E’ vero che date le scelte anche i deputati si possono considerare dei drogati che fanno le leggi e, la mancanza di trasparenza dopo l’inchiesta delle Iene, dimostra come l’interesse nell’uso della droga sia una priorità dei deputati della Repubblica Italiana, come è una priorità per il Primo ministro Silvio Berlusconi la frequentazione di minorenni che ha bollato l’Italia come un paese di pedofili agli occhi del mondo.

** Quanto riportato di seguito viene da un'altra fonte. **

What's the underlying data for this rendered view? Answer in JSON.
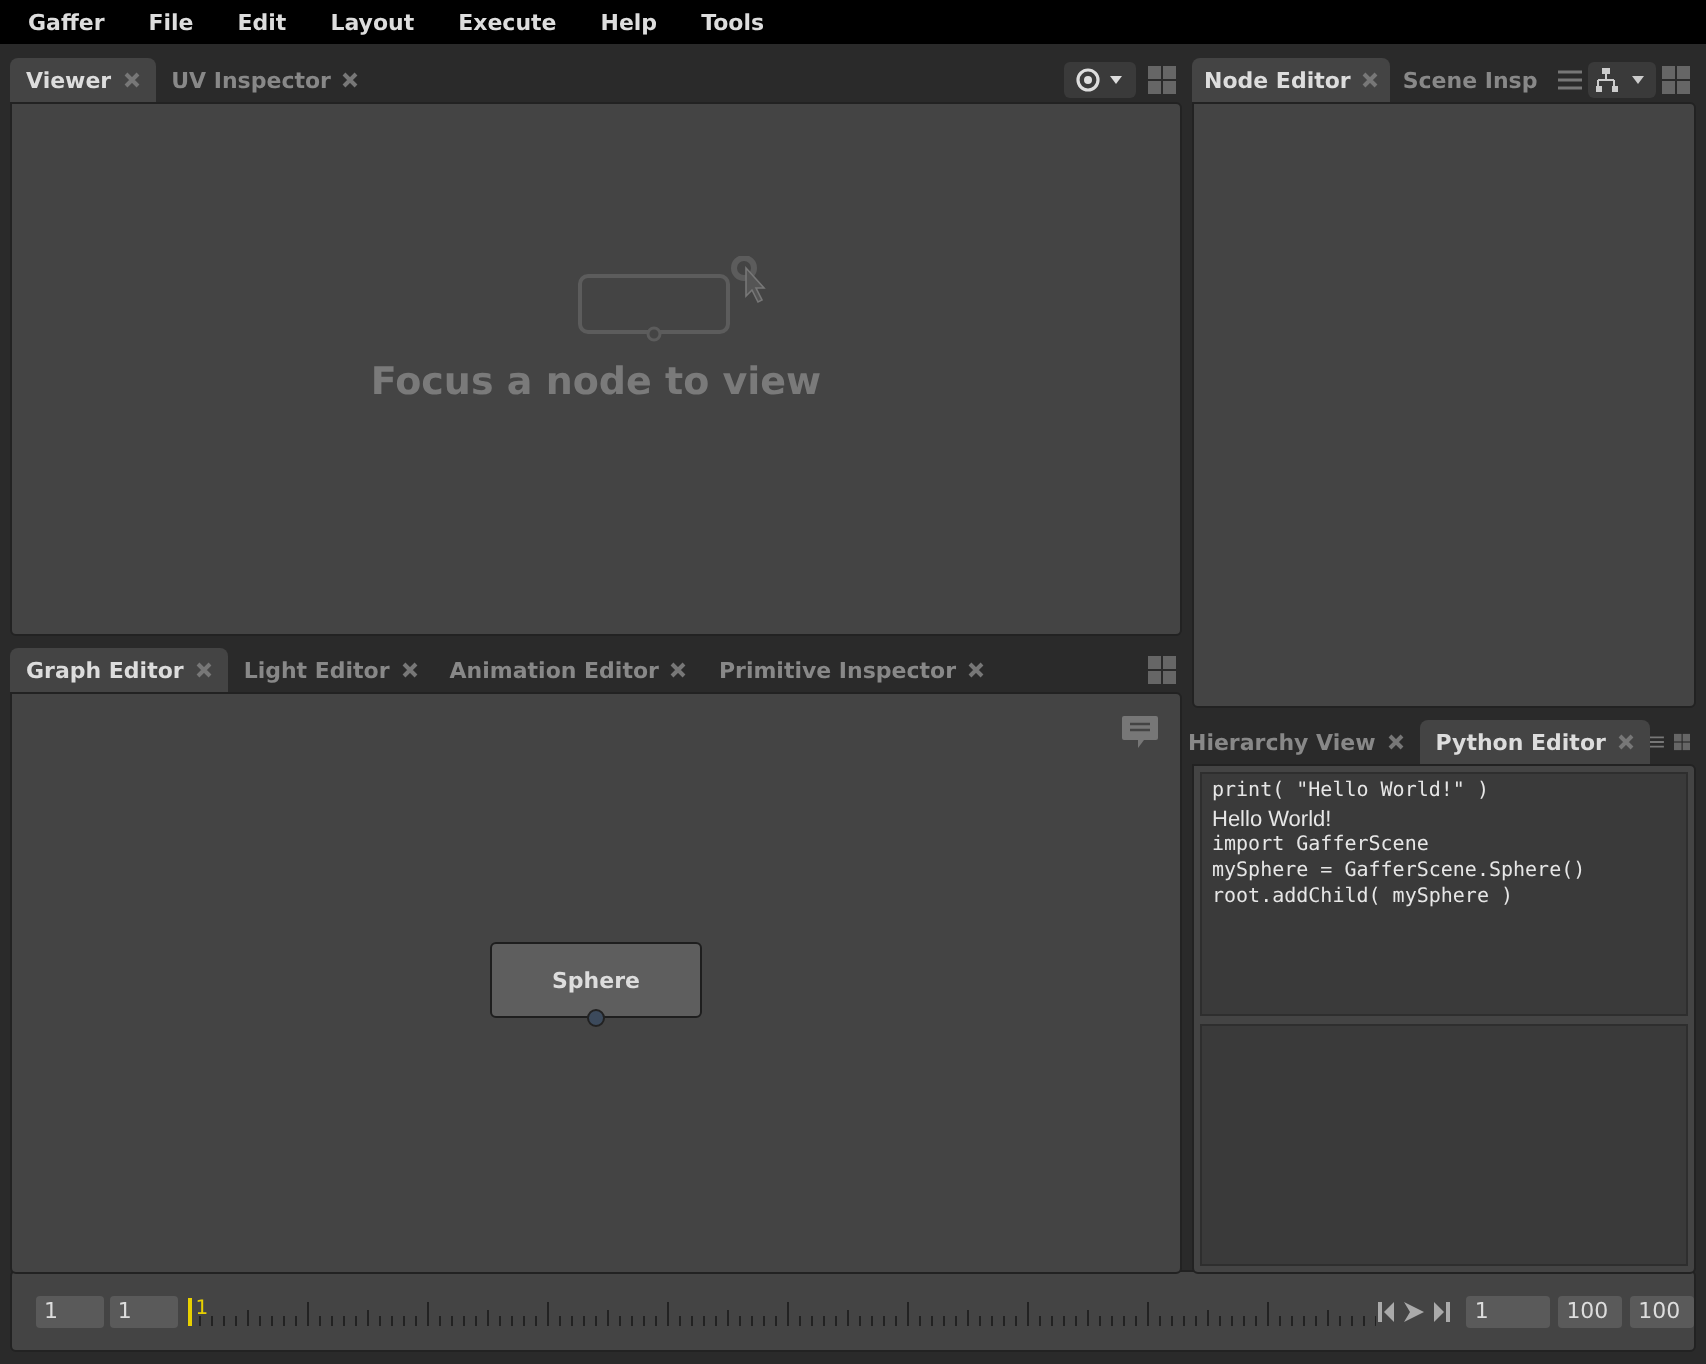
{
  "menu": [
    "Gaffer",
    "File",
    "Edit",
    "Layout",
    "Execute",
    "Help",
    "Tools"
  ],
  "viewer_panel": {
    "tabs": [
      {
        "label": "Viewer",
        "selected": true
      },
      {
        "label": "UV Inspector",
        "selected": false
      }
    ],
    "message": "Focus a node to view"
  },
  "graph_panel": {
    "tabs": [
      {
        "label": "Graph Editor",
        "selected": true
      },
      {
        "label": "Light Editor",
        "selected": false
      },
      {
        "label": "Animation Editor",
        "selected": false
      },
      {
        "label": "Primitive Inspector",
        "selected": false
      }
    ],
    "node": {
      "label": "Sphere"
    }
  },
  "node_editor_panel": {
    "tabs": [
      {
        "label": "Node Editor",
        "selected": true
      },
      {
        "label": "Scene Insp",
        "selected": false
      }
    ]
  },
  "python_panel": {
    "tabs": [
      {
        "label": "Hierarchy View",
        "selected": false
      },
      {
        "label": "Python Editor",
        "selected": true
      }
    ],
    "output": [
      {
        "kind": "code",
        "text": "print( \"Hello World!\" )"
      },
      {
        "kind": "output",
        "text": "Hello World!"
      },
      {
        "kind": "code",
        "text": "import GafferScene"
      },
      {
        "kind": "code",
        "text": "mySphere = GafferScene.Sphere()"
      },
      {
        "kind": "code",
        "text": "root.addChild( mySphere )"
      }
    ]
  },
  "timeline": {
    "start_fields": [
      "1",
      "1"
    ],
    "current_frame": "1",
    "level": 0,
    "frame_field": "1",
    "end_fields": [
      "100",
      "100"
    ]
  }
}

Questa voglia di nascondere le “magagne” sotto il tappeto; usare l’informazione per dissimulare (dall’esaltazione del cambio di ciclismo di turno, come Pantani allora, all’ossequio e deferenza per il padrone di Bruno Vespa che si guarda bene dal fare le domande a Berlusconi per fugare i dubbi e chiedere prove). E’ vero che i servizi di sicurezza la mattina prima avevano ispezionato il ristorante della festa della figlia di “papi”?

Però la gente si entusiasmerà nel seguire le vicende eroiche dei drogati in bicicletta e, mentre ciò avviene, la Finlandia è furiosa con l’Italia per le offese che l’Italia, attraverso il suo primo ministro, ha fatto nei confronti del popolo Finlandese. Con la stessa leggerezza con cui Berlusconi ha insultato le donne di Finlandia, così ha offeso il bisogno di libertà degli immigrati violando le norme internazionali.

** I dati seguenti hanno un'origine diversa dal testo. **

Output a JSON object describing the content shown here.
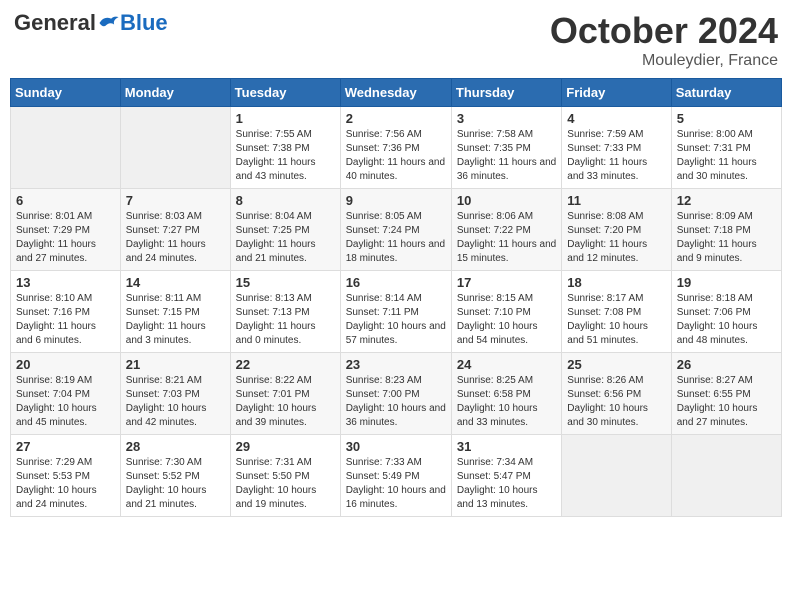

Matteo Salvini ha detto: “Non è incostituzionale chiedere sicurezza” in riferimento alla sua proposta criminale. Con la stessa logica può dire che non è criminale costruire i campi di sterminio per gli ebrei perché gli ebrei minano la sicurezza dell’Italia: lo dicevano i fascisti approvando le leggi razziale e costringendo l’Italia a diventare complice di genocidio!
Il bisogno di sicurezza, reale o indotte che sia, chiede una risposta, ma si è criminali (razzisti e nazisti) in base alle risposte che si danno e a come quelle risposte vengono date. Dare la risposta che ha dato Salvini significa essere dei criminali nazisti e razzisti.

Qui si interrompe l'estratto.